Sa définition d’une bonne banque ? « C’est une banque qui innove qui tient compte de son temps et de son époque pour faciliter la vie aux clients. » précise-t-il sans hésitation. Il se justifie en notant que « c’est tout cela qui permet de sortir du système bancaire traditionnel pour aller vers un système bancaire moderne qui est plus rapide et à l’écoute des clients et même des prospects. C’est aussi une banque qui accepte le développement de ses clients dans l’intérêt de tous ». Il s’explique amusé « si j’étais le banquier d’Ali Baba lorsqu’il vendait deux cartons, je suis sûr que cette loyauté entre client et banquier se serait maintenue et que je serai le banquier du milliardaire qu’il est aujourd’hui ». Gervais Atta parle d’une bonne banque comme étant « figitale » en illustrant l’idéal de « pouvoir aligner un sacro-saint mélange du physique, qui fait appel à la banque traditionnelle, et du digital qui fait appel au changement. » Un processus accéléré par la pandémie de COVID-19 qui « nous a imposé une nouvelle façon de voir la banque. Cette expérience nous a démontré que l’on peut faire des opérations bancaires en Afrique sans nous déplacer. Ce qui fait gagner du temps et de l’argent pour le client ».

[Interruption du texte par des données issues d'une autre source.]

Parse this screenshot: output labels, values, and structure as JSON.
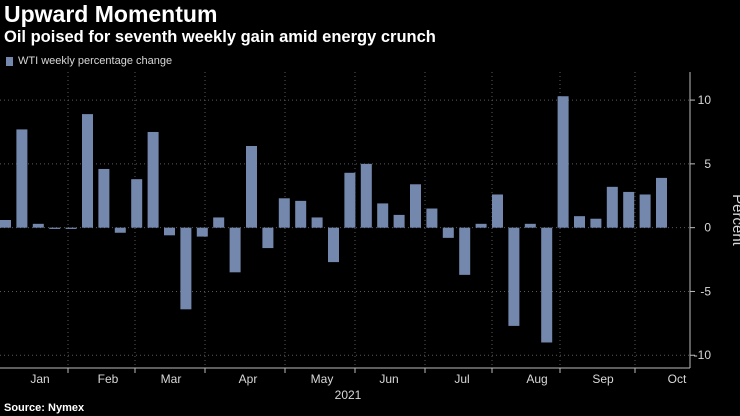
{
  "header": {
    "title": "Upward Momentum",
    "subtitle": "Oil poised for seventh weekly gain amid energy crunch"
  },
  "footer": {
    "source": "Source: Nymex"
  },
  "colors": {
    "bar": "#7488ad",
    "background": "#000000",
    "grid": "#5a5a5a",
    "text": "#d8d8d8"
  },
  "chart_data": {
    "type": "bar",
    "legend": {
      "position": "top-left",
      "entries": [
        "WTI weekly percentage change"
      ]
    },
    "series": [
      {
        "name": "WTI weekly percentage change",
        "values": [
          0.6,
          7.7,
          0.3,
          -0.1,
          -0.1,
          8.9,
          4.6,
          -0.4,
          3.8,
          7.5,
          -0.6,
          -6.4,
          -0.7,
          0.8,
          -3.5,
          6.4,
          -1.6,
          2.3,
          2.1,
          0.8,
          -2.7,
          4.3,
          5.0,
          1.9,
          1.0,
          3.4,
          1.5,
          -0.8,
          -3.7,
          0.3,
          2.6,
          -7.7,
          0.3,
          -9.0,
          10.3,
          0.9,
          0.7,
          3.2,
          2.8,
          2.6,
          3.9
        ]
      }
    ],
    "x_tick_labels": [
      "Jan",
      "Feb",
      "Mar",
      "Apr",
      "May",
      "Jun",
      "Jul",
      "Aug",
      "Sep",
      "Oct"
    ],
    "x_year_label": "2021",
    "ylabel": "Percent",
    "ylim": [
      -11,
      12.2
    ],
    "yticks": [
      10,
      5,
      0,
      -5,
      -10
    ],
    "grid": "dashed vertical gridlines at month boundaries; dashed horizontal gridlines at y ticks",
    "y_axis_side": "right"
  }
}
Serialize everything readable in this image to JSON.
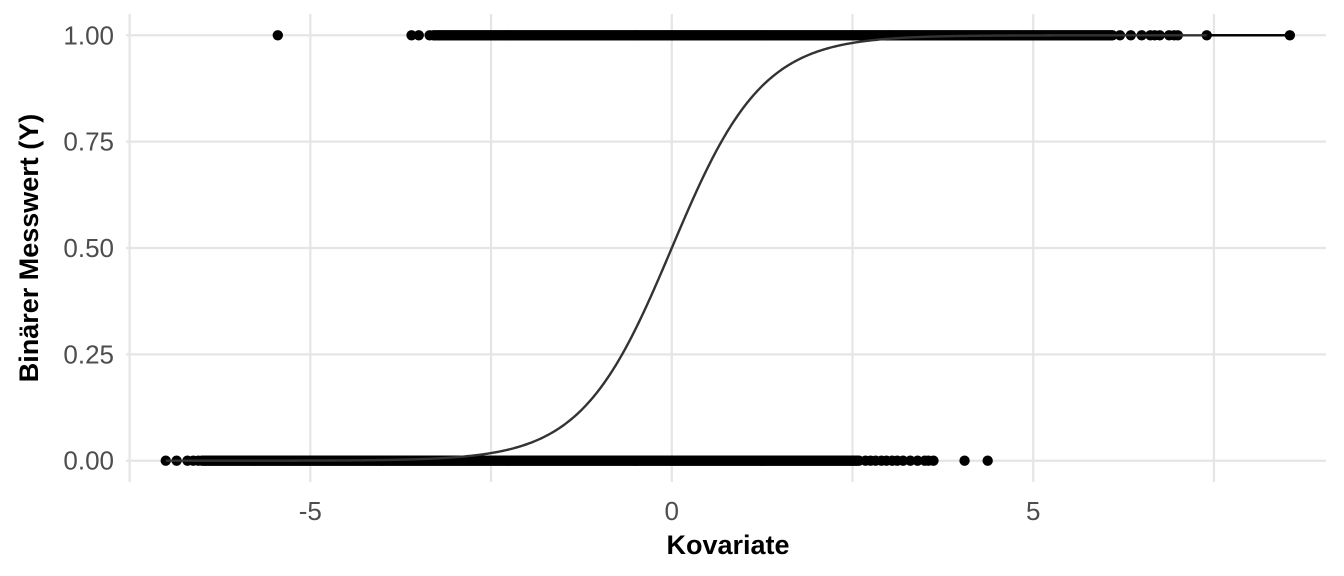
{
  "chart_data": {
    "type": "scatter",
    "title": "",
    "xlabel": "Kovariate",
    "ylabel": "Binärer Messwert (Y)",
    "xlim": [
      -7.55,
      9.05
    ],
    "ylim": [
      -0.05,
      1.05
    ],
    "x_ticks": [
      -5,
      0,
      5
    ],
    "x_tick_labels": [
      "-5",
      "0",
      "5"
    ],
    "y_ticks": [
      0,
      0.25,
      0.5,
      0.75,
      1
    ],
    "y_tick_labels": [
      "0.00",
      "0.25",
      "0.50",
      "0.75",
      "1.00"
    ],
    "grid": true,
    "legend": "none",
    "colors": {
      "points": "#000000",
      "curve": "#333333",
      "grid": "#e5e5e5"
    },
    "points_y0": {
      "x_dense_range": [
        -6.5,
        2.6
      ],
      "outliers_x": [
        -7.0,
        -6.85,
        -6.7,
        -6.62,
        -6.55,
        2.68,
        2.75,
        2.82,
        2.9,
        2.97,
        3.05,
        3.12,
        3.2,
        3.3,
        3.4,
        3.5,
        3.55,
        3.62,
        4.05,
        4.37
      ]
    },
    "points_y1": {
      "x_dense_range": [
        -3.3,
        6.1
      ],
      "outliers_x": [
        -5.45,
        -3.6,
        -3.5,
        -3.35,
        6.2,
        6.35,
        6.5,
        6.62,
        6.68,
        6.75,
        6.88,
        6.95,
        7.0,
        7.4,
        8.55
      ]
    },
    "curve": {
      "type": "logistic",
      "intercept": 0,
      "slope": 1.6,
      "x_range": [
        -7.0,
        8.55
      ],
      "tail_segment": [
        7.4,
        8.55
      ]
    }
  }
}
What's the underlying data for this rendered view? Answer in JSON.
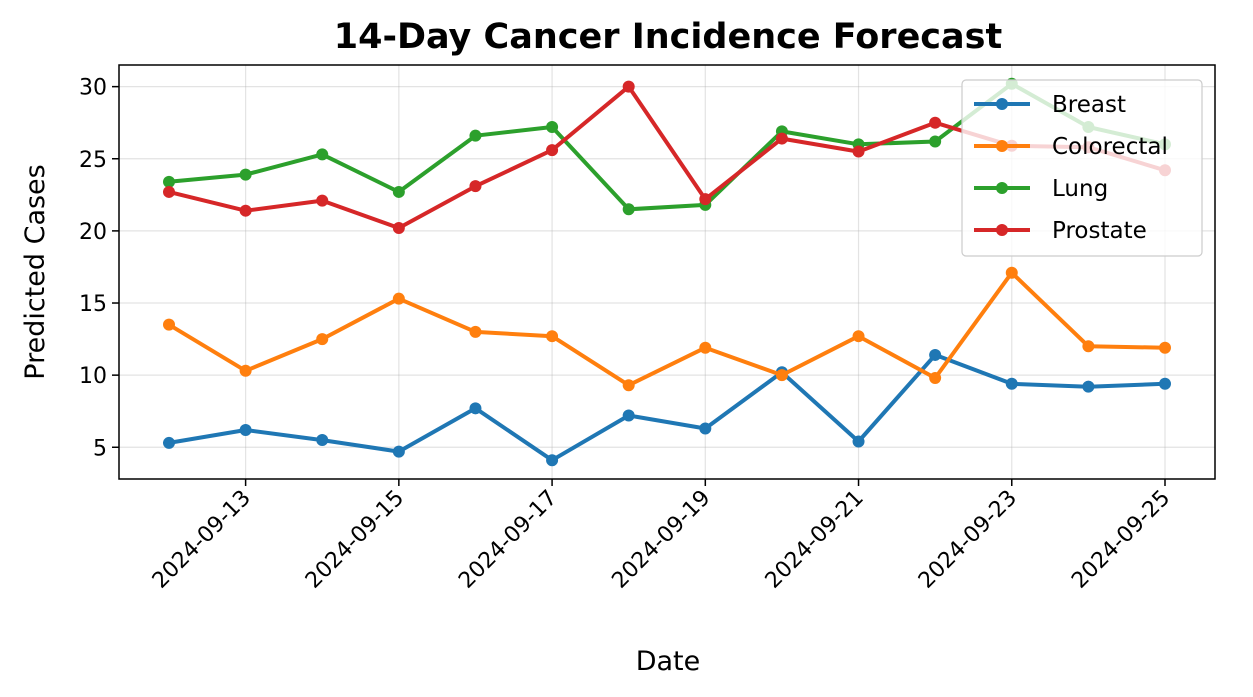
{
  "chart_data": {
    "type": "line",
    "title": "14-Day Cancer Incidence Forecast",
    "xlabel": "Date",
    "ylabel": "Predicted Cases",
    "x": [
      "2024-09-12",
      "2024-09-13",
      "2024-09-14",
      "2024-09-15",
      "2024-09-16",
      "2024-09-17",
      "2024-09-18",
      "2024-09-19",
      "2024-09-20",
      "2024-09-21",
      "2024-09-22",
      "2024-09-23",
      "2024-09-24",
      "2024-09-25"
    ],
    "xticks": [
      "2024-09-13",
      "2024-09-15",
      "2024-09-17",
      "2024-09-19",
      "2024-09-21",
      "2024-09-23",
      "2024-09-25"
    ],
    "yticks": [
      5,
      10,
      15,
      20,
      25,
      30
    ],
    "ylim": [
      2.8,
      31.5
    ],
    "grid": true,
    "legend_position": "top-right",
    "series": [
      {
        "name": "Breast",
        "color": "#1f77b4",
        "values": [
          5.3,
          6.2,
          5.5,
          4.7,
          7.7,
          4.1,
          7.2,
          6.3,
          10.2,
          5.4,
          11.4,
          9.4,
          9.2,
          9.4
        ]
      },
      {
        "name": "Colorectal",
        "color": "#ff7f0e",
        "values": [
          13.5,
          10.3,
          12.5,
          15.3,
          13.0,
          12.7,
          9.3,
          11.9,
          10.0,
          12.7,
          9.8,
          17.1,
          12.0,
          11.9
        ]
      },
      {
        "name": "Lung",
        "color": "#2ca02c",
        "values": [
          23.4,
          23.9,
          25.3,
          22.7,
          26.6,
          27.2,
          21.5,
          21.8,
          26.9,
          26.0,
          26.2,
          30.2,
          27.2,
          26.0
        ]
      },
      {
        "name": "Prostate",
        "color": "#d62728",
        "values": [
          22.7,
          21.4,
          22.1,
          20.2,
          23.1,
          25.6,
          30.0,
          22.2,
          26.4,
          25.5,
          27.5,
          25.9,
          25.8,
          24.2
        ]
      }
    ]
  }
}
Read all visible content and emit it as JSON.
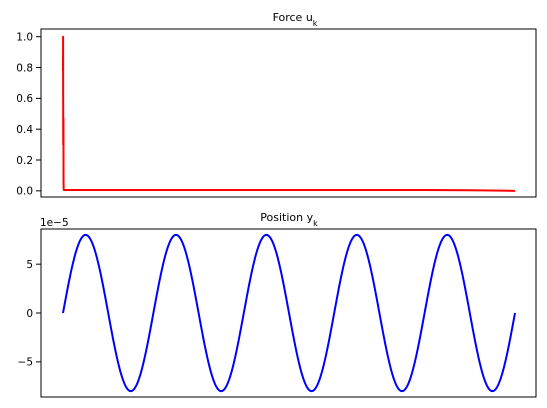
{
  "chart_data": [
    {
      "type": "line",
      "title": "Force u",
      "title_sub": "k",
      "xlabel": "",
      "ylabel": "",
      "ylim": [
        -0.04,
        1.05
      ],
      "yticks": [
        0.0,
        0.2,
        0.4,
        0.6,
        0.8,
        1.0
      ],
      "ytick_labels": [
        "0.0",
        "0.2",
        "0.4",
        "0.6",
        "0.8",
        "1.0"
      ],
      "xticks_visible": false,
      "grid": false,
      "series": [
        {
          "color": "#ff0000",
          "x": [
            0,
            0.02,
            0.05,
            0.1,
            0.12,
            0.15,
            0.2,
            0.5,
            1,
            5,
            20,
            40,
            60,
            80,
            90,
            95,
            100
          ],
          "values": [
            0.78,
            1.0,
            0.3,
            0.47,
            0.05,
            0.01,
            0.005,
            0.005,
            0.005,
            0.005,
            0.005,
            0.005,
            0.005,
            0.005,
            0.004,
            0.002,
            0.0
          ]
        }
      ]
    },
    {
      "type": "line",
      "title": "Position y",
      "title_sub": "k",
      "xlabel": "",
      "ylabel": "",
      "offset_text": "1e−5",
      "ylim": [
        -8.6,
        8.6
      ],
      "yticks": [
        -5,
        0,
        5
      ],
      "ytick_labels": [
        "−5",
        "0",
        "5"
      ],
      "xticks_visible": false,
      "grid": false,
      "series": [
        {
          "color": "#0000ff",
          "function": "sine",
          "amplitude": 8.0,
          "cycles": 5,
          "phase_deg": 0,
          "x_start": 0,
          "x_end": 100
        }
      ]
    }
  ]
}
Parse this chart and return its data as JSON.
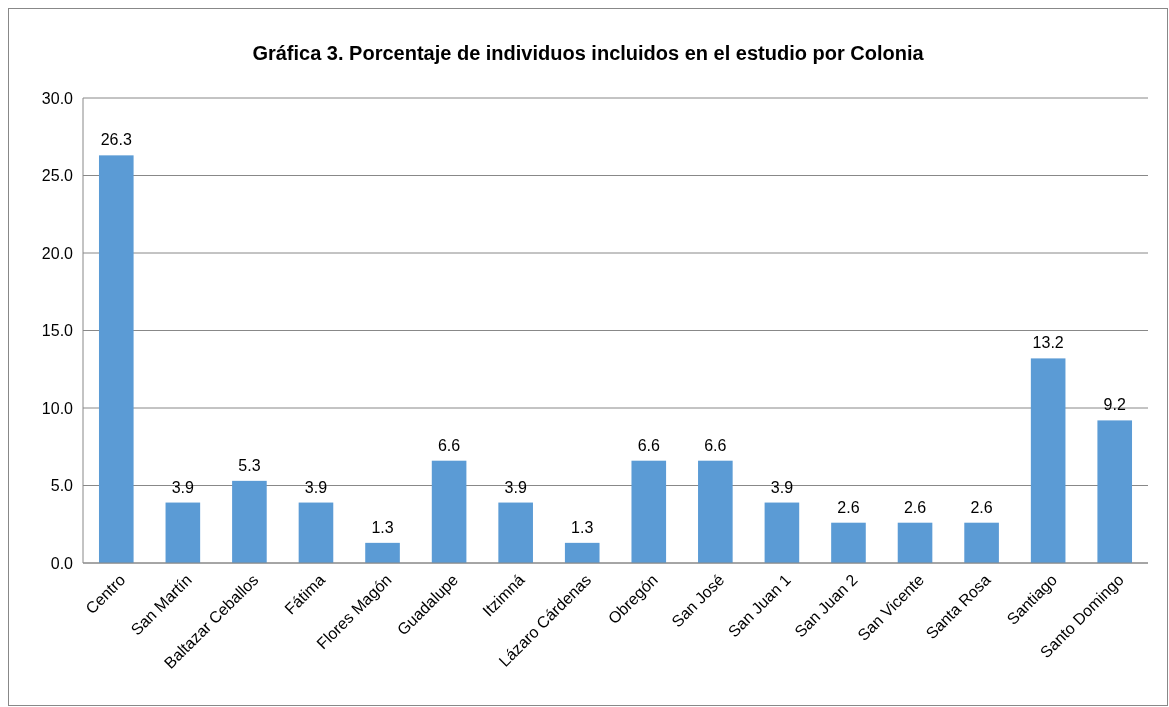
{
  "chart_data": {
    "type": "bar",
    "title": "Gráfica 3. Porcentaje de individuos incluidos en el estudio por Colonia",
    "categories": [
      "Centro",
      "San Martín",
      "Baltazar Ceballos",
      "Fátima",
      "Flores Magón",
      "Guadalupe",
      "Itzimná",
      "Lázaro Cárdenas",
      "Obregón",
      "San José",
      "San Juan 1",
      "San Juan 2",
      "San Vicente",
      "Santa Rosa",
      "Santiago",
      "Santo Domingo"
    ],
    "values": [
      26.3,
      3.9,
      5.3,
      3.9,
      1.3,
      6.6,
      3.9,
      1.3,
      6.6,
      6.6,
      3.9,
      2.6,
      2.6,
      2.6,
      13.2,
      9.2
    ],
    "color": "#5b9bd5",
    "ylim": [
      0,
      30
    ],
    "yticks": [
      {
        "value": 0,
        "label": "0.0"
      },
      {
        "value": 5,
        "label": "5.0"
      },
      {
        "value": 10,
        "label": "10.0"
      },
      {
        "value": 15,
        "label": "15.0"
      },
      {
        "value": 20,
        "label": "20.0"
      },
      {
        "value": 25,
        "label": "25.0"
      },
      {
        "value": 30,
        "label": "30.0"
      }
    ],
    "grid": "y",
    "data_labels": true
  }
}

Pour le banquier ivoirien, les banques africaines doivent maintenir cette nouvelle manière de travailler même après la crise car « l’obligation de gagner est pour tout le monde ». Visionnaire, pour Gervais Atta cette évolution pave la route à la banque du futur qu’il décrit comme une « banque que l’on rend au client » en permettant de « transformer le client en son propre banquier » sur la base de trois mots clés « proximité, sécurité et rapidité ». À la BIC-Comores, Gervais Atta ambitionne de mettre en œuvre cette trinité en misant sur la proximité des points de contact clients, comme des agences de plus en plus décentralisées, dans cet archipel de plus de 850 000 habitants.